Because Hackney council won’t extend the club’s late license to 5am.

Sure, I’ve heard about nightclub closures hitting London the same way Bryson Tiller hits those notes. The Association of Licensed Multiple Retailers (ALMR) reported that between 2005 and 2015 the number of clubs almost halved in the UK. We’ve all heard the stories: a few years ago the infamous Cable shut its doors for good, followed by Madame Jojo’s, followed by Brixton’s Fridge Bar. Last year, partygoers also said goodbye to Plastic People. In London’s current nightlife landscape, where £22 is considered reasonable for entry and where the quality of some DJ sets are questionable, and dubious at best, Dalston’s Dance Tunnel was one of the few shining lights in a sea of financial and musical darkness.
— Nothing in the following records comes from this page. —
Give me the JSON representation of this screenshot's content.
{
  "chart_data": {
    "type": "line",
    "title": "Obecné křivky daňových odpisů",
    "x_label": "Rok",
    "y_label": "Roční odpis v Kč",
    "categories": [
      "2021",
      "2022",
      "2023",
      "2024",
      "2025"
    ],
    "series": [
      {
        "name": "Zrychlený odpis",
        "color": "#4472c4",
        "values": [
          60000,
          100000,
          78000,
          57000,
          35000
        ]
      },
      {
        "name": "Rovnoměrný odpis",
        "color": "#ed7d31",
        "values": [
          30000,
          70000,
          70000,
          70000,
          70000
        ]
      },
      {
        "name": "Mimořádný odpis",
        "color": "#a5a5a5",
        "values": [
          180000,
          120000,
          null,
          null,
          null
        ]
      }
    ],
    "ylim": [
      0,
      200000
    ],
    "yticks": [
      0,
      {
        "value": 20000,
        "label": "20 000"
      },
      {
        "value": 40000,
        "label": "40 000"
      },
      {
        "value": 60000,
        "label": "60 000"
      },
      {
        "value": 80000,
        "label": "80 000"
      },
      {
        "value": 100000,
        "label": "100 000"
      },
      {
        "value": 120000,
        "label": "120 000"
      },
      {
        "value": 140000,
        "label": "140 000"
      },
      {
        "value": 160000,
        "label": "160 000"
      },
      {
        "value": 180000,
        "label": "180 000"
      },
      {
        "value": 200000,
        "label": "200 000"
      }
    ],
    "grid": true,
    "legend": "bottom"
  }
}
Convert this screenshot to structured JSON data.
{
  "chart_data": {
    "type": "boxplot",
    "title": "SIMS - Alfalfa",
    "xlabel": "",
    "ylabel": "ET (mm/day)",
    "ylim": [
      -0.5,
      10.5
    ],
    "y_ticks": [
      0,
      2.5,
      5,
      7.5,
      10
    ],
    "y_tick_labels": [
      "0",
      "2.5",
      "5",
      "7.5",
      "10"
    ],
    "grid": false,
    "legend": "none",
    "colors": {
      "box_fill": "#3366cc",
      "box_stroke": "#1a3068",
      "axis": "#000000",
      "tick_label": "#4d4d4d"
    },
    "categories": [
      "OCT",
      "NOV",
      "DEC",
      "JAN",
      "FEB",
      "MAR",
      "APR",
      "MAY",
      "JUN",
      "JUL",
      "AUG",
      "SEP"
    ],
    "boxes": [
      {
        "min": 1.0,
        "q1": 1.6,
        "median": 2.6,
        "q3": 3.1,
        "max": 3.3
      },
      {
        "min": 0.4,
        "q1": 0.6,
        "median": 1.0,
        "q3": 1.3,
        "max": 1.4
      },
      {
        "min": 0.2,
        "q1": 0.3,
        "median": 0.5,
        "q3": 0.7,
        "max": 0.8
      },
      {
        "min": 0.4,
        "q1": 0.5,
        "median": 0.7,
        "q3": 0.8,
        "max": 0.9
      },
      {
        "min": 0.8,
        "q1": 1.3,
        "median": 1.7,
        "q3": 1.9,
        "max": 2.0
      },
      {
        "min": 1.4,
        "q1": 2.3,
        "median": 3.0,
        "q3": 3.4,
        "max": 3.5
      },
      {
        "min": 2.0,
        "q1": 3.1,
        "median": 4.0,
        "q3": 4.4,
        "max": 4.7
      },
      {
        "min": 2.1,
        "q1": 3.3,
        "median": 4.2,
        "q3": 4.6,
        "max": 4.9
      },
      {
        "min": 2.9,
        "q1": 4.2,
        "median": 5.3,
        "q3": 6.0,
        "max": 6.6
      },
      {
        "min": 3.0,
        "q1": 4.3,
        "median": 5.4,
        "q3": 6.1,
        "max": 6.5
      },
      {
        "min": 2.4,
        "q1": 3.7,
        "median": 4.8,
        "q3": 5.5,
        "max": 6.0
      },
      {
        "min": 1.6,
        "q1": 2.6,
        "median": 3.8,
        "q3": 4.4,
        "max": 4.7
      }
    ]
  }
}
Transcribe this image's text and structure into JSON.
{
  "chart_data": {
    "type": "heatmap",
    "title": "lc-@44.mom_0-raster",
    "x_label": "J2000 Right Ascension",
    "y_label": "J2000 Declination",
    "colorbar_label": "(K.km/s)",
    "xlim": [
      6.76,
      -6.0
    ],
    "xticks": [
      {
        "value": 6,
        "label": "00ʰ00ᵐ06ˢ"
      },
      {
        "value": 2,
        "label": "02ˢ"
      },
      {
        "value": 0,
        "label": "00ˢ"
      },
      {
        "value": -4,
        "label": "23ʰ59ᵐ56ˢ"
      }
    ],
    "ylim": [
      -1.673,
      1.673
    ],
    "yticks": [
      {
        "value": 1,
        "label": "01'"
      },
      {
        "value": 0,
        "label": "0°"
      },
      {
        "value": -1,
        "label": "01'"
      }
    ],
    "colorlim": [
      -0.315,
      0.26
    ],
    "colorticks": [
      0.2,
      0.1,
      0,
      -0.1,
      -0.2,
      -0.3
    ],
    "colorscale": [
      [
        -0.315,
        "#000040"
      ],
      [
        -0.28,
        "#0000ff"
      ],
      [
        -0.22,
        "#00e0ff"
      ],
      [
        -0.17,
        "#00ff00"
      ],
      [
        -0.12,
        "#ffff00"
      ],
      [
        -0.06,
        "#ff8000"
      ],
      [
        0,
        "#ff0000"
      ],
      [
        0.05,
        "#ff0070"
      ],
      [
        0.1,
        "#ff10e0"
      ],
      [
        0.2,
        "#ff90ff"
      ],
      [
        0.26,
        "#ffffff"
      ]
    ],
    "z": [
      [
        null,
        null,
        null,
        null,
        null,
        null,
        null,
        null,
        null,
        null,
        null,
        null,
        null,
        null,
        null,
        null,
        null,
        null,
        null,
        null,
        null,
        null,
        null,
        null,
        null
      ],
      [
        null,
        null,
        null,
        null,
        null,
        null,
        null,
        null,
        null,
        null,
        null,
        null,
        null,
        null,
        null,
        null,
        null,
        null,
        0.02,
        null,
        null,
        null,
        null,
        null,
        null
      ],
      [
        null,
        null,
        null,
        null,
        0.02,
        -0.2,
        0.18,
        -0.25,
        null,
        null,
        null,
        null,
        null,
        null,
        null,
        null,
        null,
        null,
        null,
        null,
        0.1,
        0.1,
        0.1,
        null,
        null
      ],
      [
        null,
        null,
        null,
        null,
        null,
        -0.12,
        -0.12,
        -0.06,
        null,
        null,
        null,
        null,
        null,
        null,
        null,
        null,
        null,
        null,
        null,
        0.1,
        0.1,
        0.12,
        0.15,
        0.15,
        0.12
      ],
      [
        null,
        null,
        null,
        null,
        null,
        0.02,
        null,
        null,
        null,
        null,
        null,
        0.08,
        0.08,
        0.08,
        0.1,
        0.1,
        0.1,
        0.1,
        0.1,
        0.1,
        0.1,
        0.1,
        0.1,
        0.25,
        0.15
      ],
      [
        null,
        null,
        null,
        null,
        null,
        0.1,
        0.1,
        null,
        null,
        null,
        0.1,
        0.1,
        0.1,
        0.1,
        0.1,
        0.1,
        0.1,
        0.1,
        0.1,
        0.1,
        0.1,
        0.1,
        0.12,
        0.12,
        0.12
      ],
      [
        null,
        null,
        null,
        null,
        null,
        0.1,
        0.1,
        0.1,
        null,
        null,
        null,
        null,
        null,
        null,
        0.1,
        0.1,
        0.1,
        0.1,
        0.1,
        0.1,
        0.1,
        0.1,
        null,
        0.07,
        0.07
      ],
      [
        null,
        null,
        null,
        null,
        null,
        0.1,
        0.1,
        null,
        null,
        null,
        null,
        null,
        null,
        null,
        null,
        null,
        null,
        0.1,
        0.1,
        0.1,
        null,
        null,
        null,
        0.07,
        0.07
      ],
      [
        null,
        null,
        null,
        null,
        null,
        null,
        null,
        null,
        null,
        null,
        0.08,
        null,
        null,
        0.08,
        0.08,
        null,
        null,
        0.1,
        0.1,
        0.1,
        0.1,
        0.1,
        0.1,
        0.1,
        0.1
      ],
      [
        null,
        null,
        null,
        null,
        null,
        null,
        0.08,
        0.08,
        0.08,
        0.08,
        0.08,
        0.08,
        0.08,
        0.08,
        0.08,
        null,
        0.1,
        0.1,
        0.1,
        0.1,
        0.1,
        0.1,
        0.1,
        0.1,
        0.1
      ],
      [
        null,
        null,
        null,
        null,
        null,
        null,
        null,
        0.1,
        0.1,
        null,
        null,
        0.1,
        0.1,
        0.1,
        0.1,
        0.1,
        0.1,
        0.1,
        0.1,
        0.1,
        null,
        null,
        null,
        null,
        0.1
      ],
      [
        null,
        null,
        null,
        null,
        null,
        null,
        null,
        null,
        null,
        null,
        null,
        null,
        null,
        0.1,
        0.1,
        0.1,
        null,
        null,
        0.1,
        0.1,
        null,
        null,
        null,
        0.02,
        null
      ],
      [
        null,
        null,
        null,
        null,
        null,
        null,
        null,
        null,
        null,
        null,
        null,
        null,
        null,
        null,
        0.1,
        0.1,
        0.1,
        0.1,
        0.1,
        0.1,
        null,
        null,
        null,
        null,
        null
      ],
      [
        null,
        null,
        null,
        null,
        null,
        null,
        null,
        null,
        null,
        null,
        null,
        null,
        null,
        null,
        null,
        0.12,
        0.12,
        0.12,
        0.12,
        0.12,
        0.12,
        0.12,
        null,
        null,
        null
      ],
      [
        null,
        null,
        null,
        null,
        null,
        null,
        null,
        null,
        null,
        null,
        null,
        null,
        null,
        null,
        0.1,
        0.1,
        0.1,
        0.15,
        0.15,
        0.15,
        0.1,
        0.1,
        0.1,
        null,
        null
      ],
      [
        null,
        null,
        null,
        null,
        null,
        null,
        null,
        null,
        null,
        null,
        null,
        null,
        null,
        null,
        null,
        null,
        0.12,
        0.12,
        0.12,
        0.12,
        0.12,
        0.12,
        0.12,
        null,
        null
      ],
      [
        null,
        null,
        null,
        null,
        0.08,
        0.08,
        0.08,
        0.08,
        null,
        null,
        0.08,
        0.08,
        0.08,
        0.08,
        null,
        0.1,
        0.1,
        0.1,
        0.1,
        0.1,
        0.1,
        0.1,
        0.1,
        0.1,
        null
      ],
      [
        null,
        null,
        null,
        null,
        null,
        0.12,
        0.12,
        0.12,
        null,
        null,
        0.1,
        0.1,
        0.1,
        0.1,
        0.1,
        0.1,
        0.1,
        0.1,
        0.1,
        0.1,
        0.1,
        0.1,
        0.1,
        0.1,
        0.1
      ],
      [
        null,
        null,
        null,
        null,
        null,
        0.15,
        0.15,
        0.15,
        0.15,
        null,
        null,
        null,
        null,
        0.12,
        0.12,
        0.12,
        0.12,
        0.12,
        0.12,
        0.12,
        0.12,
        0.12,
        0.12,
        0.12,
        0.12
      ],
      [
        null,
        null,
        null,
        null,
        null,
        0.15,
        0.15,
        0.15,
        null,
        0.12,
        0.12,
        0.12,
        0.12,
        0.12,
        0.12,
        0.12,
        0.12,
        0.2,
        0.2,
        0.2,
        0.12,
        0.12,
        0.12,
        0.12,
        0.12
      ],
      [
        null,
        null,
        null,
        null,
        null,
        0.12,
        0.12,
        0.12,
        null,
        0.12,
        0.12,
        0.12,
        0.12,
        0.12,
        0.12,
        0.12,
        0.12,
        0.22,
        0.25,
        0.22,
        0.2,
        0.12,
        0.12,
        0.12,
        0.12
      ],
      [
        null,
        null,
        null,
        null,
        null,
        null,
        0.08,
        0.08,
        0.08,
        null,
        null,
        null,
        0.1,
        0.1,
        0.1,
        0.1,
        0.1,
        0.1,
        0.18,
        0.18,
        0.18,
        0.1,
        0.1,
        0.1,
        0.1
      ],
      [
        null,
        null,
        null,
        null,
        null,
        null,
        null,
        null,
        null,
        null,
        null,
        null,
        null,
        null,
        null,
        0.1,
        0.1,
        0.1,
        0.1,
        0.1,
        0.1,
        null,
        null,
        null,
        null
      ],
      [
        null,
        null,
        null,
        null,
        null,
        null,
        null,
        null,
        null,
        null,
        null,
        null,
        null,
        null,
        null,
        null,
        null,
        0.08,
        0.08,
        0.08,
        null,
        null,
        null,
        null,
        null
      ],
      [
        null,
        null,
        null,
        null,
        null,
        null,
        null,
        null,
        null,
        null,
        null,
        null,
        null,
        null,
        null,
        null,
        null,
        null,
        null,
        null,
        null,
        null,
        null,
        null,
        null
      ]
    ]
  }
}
The ALMR warned this crisis will leave the UK lagging “socially, culturally and financially”. 

I get it. If you live in the area, the last thing you want is to be greeted by vomit that’s missed the bin on your Sunday morning run. You also probably don’t want to have to deal with a bass vibrating through your floor at three in the morning. But Dance Tunnel is on a high street, away from the majority of the area’s residences, and the vomit is always cleaned up. Without a 5am license the business isn’t viable – in the UK, we don’t tend to get to the club before 12am. Considering that in other European countries you would leave the club at seven or eight in the morning, asking for a 5am license doesn’t seem too absurd. I used to live near two clubs, and whilst the incessant chatter of clubbers at 1am was very annoying (also good luck trying to get anything from the cornershop after 11pm), by Sunday night, I was over it. As I write this, I know that this piece has turned into a plea to the people of Dalston to support the club, but honestly, Dance Tunnel is one of the best clubs in London at the moment: cheap, friendly and cheerful. It’ll be a shame to see it go.

Hackney Council have released a statement in response, stating that they value the borough’s “vibrant and exciting nightlife, and we are proud of the borough’s reputation as a night-time destination. However, we need to balance the needs of businesses against the rights of our residents to a good night’s sleep, and as both our population and night time economy grow, that is becoming increasingly hard to do.”
A petition has since been started on Change.org to save it, asking the Mayor of Hackney to grant it a 5am license.